Separare l’alimentazione analogica
da quella digitale ?

Descritta come una buona prassi, spesso consigliata e piuttosto diffusa tra gli appassionati, quella di separare le linee di alimentazione dei sistemi audio applicando una suddivisione netta:

da una parte il digitale, dall’altra l’analogico.

Ma è davvero una buona idea ?

Iniziamo dallo scopo: a cosa serve, o dovrebbe servire, la separazione delle alimentazioni nella catena audio ?

Se è vero che i componenti di un sistema di riproduzione musicale si influenzano tra loro tramite la linea di alimentazione comune, occorre comprendere COME questo avviene.

Sappiamo infatti che ogni alimentatore attinge energia dalla rete, e lo fa in modalità che dipendono dalla tipologia di alimentatore (si usa distinguere tra lineari e switching) e dal tipo di assorbimento.

Il trasformatore presente in ogni alimentatore ha un funzionamento bidirezionale: trasferisce a valle, quindi sull’avvolgimento secondario, ciò che avviene a monte. Ma è vero anche l’opposto: l’assorbimento generato dal carico collegato al secondario si riflette inevitabilmente sul primario e da questo alla rete.

La differenza principale, anche se non certo l’unica, tra gli alimentatori lineari e quelli switching riguarda la frequenza di lavoro, con i primi forzatamente legati alla frequenza di rete (50 o 60Hz a seconda del Paese) e i secondi che operano solitamente a frequenze ben superiori e tipicamente ben al di fuori della banda audio. 

Questo fattore determina conseguenze soprattutto dalla distribuzione spettrale del rumore, ma l’effetto di modulazione della linea di rete, che dipende appunto dall’assorbimento di potenza da parte del carico, resta una conseguenza comune ad entrambe le tipologie di alimentatori.

Da questo punto di vista possiamo facilmente separare i componenti in 2 gruppi distinti: del primo fanno parte quelli a basso assorbimento, come ad esempio le sorgenti e i preamplificatori, mentre nel secondo troviamo certamente gli amplificatori di potenza.

Con un ragionamento di semplice proporzione risulta piuttosto evidente l’importante influenza che i dispositivi di potenza possono avere su quelli di segnale, mentre la condizione opposta appare decisamente meno probabile.

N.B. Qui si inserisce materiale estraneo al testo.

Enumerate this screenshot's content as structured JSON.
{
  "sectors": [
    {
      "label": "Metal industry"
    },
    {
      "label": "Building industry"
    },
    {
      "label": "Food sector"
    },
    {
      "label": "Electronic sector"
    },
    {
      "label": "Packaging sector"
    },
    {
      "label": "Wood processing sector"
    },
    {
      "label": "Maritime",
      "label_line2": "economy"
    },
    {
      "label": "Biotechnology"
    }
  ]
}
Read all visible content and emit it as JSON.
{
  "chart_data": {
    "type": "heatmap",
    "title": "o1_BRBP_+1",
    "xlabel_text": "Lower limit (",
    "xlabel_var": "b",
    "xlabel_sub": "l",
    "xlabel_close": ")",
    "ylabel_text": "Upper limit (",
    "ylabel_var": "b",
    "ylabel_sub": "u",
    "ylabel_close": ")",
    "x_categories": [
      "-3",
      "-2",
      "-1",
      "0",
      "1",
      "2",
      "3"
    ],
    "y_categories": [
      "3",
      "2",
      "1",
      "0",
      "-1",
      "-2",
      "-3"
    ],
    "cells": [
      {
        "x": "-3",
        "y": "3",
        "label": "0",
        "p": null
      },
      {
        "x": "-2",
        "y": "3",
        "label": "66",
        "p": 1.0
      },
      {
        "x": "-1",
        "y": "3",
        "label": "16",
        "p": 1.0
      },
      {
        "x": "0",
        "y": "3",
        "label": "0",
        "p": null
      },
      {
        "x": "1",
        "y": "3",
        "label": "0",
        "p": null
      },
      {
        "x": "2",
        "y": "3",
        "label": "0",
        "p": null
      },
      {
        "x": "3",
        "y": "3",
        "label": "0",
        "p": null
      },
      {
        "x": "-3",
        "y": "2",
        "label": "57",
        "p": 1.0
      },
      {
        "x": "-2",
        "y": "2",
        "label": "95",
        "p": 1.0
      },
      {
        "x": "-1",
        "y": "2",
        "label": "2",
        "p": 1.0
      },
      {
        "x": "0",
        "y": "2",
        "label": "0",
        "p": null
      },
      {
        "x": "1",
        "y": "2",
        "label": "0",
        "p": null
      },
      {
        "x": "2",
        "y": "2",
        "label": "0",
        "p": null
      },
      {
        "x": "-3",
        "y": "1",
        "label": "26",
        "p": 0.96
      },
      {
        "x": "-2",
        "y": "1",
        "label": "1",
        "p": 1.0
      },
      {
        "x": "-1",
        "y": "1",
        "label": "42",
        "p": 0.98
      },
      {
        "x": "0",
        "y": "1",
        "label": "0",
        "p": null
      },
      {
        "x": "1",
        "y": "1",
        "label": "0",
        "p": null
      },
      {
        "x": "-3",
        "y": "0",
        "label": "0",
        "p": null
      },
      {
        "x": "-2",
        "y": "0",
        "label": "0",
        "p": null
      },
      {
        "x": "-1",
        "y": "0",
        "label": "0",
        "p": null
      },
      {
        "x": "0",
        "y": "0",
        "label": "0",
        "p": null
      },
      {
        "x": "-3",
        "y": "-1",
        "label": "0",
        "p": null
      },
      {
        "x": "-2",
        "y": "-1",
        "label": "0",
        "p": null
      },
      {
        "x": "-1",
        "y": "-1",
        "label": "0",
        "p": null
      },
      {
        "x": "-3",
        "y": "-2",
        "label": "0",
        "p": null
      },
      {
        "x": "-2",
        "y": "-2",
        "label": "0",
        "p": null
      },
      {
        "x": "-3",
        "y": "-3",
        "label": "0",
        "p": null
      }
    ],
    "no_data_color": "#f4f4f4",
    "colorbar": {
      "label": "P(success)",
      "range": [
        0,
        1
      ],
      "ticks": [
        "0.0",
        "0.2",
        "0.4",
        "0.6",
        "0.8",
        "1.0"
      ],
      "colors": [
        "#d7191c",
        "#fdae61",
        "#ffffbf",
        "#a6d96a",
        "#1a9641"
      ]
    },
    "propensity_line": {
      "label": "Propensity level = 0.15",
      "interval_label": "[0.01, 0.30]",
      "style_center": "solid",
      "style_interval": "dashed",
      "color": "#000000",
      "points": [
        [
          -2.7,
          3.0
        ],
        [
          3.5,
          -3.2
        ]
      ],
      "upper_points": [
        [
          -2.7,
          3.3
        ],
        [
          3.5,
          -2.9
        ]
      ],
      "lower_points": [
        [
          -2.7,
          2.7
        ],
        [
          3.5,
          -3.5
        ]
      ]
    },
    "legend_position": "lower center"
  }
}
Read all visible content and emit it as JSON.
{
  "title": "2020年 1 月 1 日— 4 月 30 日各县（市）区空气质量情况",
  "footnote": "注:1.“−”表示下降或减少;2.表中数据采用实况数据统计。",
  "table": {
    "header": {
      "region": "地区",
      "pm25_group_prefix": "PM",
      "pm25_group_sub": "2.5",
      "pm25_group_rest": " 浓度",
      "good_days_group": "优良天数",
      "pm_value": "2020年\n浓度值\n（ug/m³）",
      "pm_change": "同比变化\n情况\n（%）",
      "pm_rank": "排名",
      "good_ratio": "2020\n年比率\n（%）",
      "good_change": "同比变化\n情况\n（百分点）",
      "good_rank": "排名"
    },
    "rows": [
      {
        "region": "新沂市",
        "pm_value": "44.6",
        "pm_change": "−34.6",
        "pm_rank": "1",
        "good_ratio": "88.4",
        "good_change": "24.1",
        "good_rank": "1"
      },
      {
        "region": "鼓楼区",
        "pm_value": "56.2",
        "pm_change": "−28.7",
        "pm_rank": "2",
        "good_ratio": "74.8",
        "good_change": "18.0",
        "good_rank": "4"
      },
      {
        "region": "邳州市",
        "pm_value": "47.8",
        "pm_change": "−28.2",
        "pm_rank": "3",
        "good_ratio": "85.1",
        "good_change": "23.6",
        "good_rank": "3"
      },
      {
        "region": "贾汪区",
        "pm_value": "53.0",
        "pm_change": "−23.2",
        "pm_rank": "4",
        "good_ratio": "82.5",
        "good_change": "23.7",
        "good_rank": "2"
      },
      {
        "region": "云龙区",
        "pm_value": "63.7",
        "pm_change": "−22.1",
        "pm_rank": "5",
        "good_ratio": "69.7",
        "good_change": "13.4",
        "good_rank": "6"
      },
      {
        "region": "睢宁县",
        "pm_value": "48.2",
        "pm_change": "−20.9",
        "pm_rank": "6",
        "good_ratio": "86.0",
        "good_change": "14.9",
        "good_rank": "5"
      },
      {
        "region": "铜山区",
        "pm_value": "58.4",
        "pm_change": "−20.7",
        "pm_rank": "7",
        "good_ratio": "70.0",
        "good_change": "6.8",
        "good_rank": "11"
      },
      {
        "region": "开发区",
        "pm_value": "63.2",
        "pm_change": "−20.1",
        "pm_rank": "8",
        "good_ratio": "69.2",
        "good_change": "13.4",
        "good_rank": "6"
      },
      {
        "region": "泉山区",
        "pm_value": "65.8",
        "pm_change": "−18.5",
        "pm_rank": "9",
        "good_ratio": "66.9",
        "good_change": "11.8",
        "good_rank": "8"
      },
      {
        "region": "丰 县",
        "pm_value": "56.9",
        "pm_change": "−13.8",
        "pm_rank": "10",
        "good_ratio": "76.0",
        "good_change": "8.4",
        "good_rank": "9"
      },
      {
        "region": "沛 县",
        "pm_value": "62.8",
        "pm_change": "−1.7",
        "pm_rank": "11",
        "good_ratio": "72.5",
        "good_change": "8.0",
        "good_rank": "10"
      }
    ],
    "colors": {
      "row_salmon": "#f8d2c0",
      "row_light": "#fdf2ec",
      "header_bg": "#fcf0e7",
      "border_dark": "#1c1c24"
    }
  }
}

La domanda successiva appare ovvia: quali conseguenze derivano da questa influenza reciproca tra i componenti del sistema audio ?

La richiesta di corrente da parte di un finale di potenza genera un assorbimento che è in parte fisso e dipendente dal funzionamento stesso dell’amplificatore (ad esempio la ricarica dei condensatori di livellamento che avviene 100 o 120 volte al secondo), e in parte variabile in funzione della potenza istantanea erogata ai diffusori, con una forte correlazione a segnale musicale.

In una situazione ideale in cui la linea di alimentazione fosse virtualmente perfetta potremmo probabilmente trascurare ogni ricaduta negativa sul risultato finale. Tuttavia nulla di perfetto esiste, e la rete di alimentazione è caratterizzata da limiti fisici che ne determinano il comportamento, istante per istante, relativamente alla sua capacità di erogare tutta la corrente necessaria al sistema.

La conseguenza diretta di questi limiti fisici, uniti alle caratteristiche di assorbimento da parte dei finali di potenza, generano una modulazione della tensione di rete che, in quanto comune a tutto il sistema, ritroviamo sui secondari di tutti i dispositivi collegati: sorgenti, streamer, DAC, preamplificatori che inevitabilmente subiranno gli effetti negativi.

Il livello di contaminazione del segnale, unico fattore che in ultima analisi ci deve interessare, dipende da diversi fattori, dipendenti dalle caratteristiche intrinseche dei singoli componenti e da quelli della rete che li alimenta, tuttavia possiamo concludere con una affermazione difficile da smentire: nessun dispositivo è completamente immune da ciò che lo alimenta, e nessuna rete elettrica è in grado di fornire una tensione di rete perfettamente stabile ed esente da distorsioni, modulazioni e disturbi.

Torniamo ora alla domanda iniziale

Ha davvero senso separare l’alimentazione analogica da quella digitale ?

Considerando che la maggior parte dei disturbi viene prodotto dai finali di potenza e propagato agli altri componenti del sistema, la prima operazione da effettuare dovrebbe riguardare appunto queste due tipologie.

Per quanto riguarda poi le elettroniche di segnale, la distinzione tra i segnali digitali e quelli analogici appare meno influente rispetto al tipo di alimentatore utilizzato, che diventa spesso determinante ai fini del contenimento del rumore di fondo, elemento di fondamentale importanza nel preservare l’integrità del segnale musicale, sia esso in formato digitale o analogico.